It took 400 pages for something to grip me enough that I wasn’t having to force myself through two chapters of this a day. And the really frustrating thing? I thought those last 150 pages were really good – I was invested in the story, I kept having to catch myself from looking ahead to see how the book ended – but it should not have taken anywhere near 400 pages for me to get to that point.
Genuinely until then, I was reading two chapters a day and they were a slog. And every time I finished a ‘Book’ I would put Babel down and it would take me days to pick it back up again. Ok, things did start to improve from the 300 page mark but not enough to make up for how slow it had been up to that point. To clarify longer books don’t concern me – in fact a few weeks ago I finished a book exactly the same length in 23 hours – but something about this just made it drag.
It could have been the footnotes. Why, just why, were they there? If it’s that important, work it into the main book somehow. They took me out of the story and they felt like an opportunity for the author to share all of her knowledge, but they didn’t actually add anything for me personally. But I’ve read two books with footnotes this month and in neither case did the footnotes do anything to increase my enjoyment, or give me any information that I felt was essential to understand the book. And side note to the publisher, using an asterisk in this case did not work. 95% of the time I missed it in the text and then had to go back and find where the footnote was relevant when I got to the end of a page and hadn’t come across it. They were too small.
It could have been the characters. They weren’t unlikeable. But I also couldn’t root for them because they all became so bound up in the etymology lectures, that until that thing that happened around the 400 page mark, I just didn’t care enough about them.
It could be the fact that an opportunity was missed to do something really innovative with the world building here. I’ve seen a few reviews talk about how this isn’t a fantasy world, but instead uses magic to explain things that already existed. And I completely agree. There needed to be more for me to truly understand why that magic system had become so engrained in life, and it just didn’t do that. Instead, all I was doing was thinking about how that magic system had the potential to completely mess up the world.

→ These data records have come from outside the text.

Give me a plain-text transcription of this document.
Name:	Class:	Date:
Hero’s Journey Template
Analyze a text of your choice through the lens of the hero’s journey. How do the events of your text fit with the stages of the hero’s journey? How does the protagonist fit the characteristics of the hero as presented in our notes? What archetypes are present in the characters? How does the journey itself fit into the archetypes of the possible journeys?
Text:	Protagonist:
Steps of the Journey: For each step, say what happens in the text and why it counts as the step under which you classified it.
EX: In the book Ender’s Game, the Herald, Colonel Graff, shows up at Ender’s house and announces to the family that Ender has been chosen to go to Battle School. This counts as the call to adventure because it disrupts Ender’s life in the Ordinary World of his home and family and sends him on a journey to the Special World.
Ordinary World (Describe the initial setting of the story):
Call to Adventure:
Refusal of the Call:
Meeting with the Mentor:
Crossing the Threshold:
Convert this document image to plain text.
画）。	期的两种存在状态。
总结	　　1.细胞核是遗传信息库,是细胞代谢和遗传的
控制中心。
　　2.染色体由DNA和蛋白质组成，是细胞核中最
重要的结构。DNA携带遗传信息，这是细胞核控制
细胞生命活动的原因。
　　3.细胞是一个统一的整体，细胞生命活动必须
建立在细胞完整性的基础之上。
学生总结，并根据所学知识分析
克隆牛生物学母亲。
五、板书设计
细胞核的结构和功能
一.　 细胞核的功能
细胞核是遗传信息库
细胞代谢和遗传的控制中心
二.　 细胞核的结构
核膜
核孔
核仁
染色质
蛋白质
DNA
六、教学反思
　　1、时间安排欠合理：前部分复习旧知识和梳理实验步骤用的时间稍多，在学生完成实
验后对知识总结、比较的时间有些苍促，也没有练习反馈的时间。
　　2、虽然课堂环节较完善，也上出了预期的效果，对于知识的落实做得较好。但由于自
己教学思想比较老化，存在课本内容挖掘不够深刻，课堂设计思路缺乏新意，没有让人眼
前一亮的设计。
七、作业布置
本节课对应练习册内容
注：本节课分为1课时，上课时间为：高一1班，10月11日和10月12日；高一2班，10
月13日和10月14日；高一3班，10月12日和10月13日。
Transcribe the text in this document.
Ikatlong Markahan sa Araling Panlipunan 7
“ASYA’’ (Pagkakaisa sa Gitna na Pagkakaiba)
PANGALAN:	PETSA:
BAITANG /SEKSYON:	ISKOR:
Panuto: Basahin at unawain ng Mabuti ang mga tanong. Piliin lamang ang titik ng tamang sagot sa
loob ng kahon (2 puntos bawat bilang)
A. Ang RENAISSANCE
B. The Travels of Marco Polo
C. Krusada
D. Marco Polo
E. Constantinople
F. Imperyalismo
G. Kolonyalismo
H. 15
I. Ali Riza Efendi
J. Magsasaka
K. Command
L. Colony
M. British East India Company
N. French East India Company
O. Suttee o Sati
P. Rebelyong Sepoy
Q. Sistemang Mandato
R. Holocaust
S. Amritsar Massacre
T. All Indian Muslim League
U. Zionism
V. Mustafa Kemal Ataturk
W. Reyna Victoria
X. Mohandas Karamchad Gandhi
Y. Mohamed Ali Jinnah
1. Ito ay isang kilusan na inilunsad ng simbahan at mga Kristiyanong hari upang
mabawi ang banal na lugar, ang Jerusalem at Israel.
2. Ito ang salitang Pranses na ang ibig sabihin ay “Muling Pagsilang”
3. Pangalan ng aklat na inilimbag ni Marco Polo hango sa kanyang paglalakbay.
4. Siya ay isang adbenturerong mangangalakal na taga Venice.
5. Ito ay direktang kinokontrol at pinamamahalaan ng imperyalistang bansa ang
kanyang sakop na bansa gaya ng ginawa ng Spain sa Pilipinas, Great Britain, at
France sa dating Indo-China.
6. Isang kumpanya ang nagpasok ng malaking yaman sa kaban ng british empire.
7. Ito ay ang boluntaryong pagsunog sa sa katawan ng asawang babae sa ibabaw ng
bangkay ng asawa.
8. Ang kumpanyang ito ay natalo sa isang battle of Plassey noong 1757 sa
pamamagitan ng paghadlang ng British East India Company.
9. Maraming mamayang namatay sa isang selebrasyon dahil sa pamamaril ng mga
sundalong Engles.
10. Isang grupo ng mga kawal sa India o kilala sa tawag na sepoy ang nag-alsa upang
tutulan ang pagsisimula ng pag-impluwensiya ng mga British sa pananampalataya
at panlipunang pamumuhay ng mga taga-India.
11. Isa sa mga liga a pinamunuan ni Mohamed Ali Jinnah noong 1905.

There are other things I could say but I don’t want to be overly critical because I can see that it tells an important story. I did enjoy those last 150 pages but sadly it just wasn’t enough by that point. This isn’t an unexpected review. I went into this knowing it probably wasn’t for me. And I was proved completely right for the first 300-400 pages. And yet, had it been 200 pages shorter, with less of that build up, I could see myself giving this 3 and maybe even 4 stars.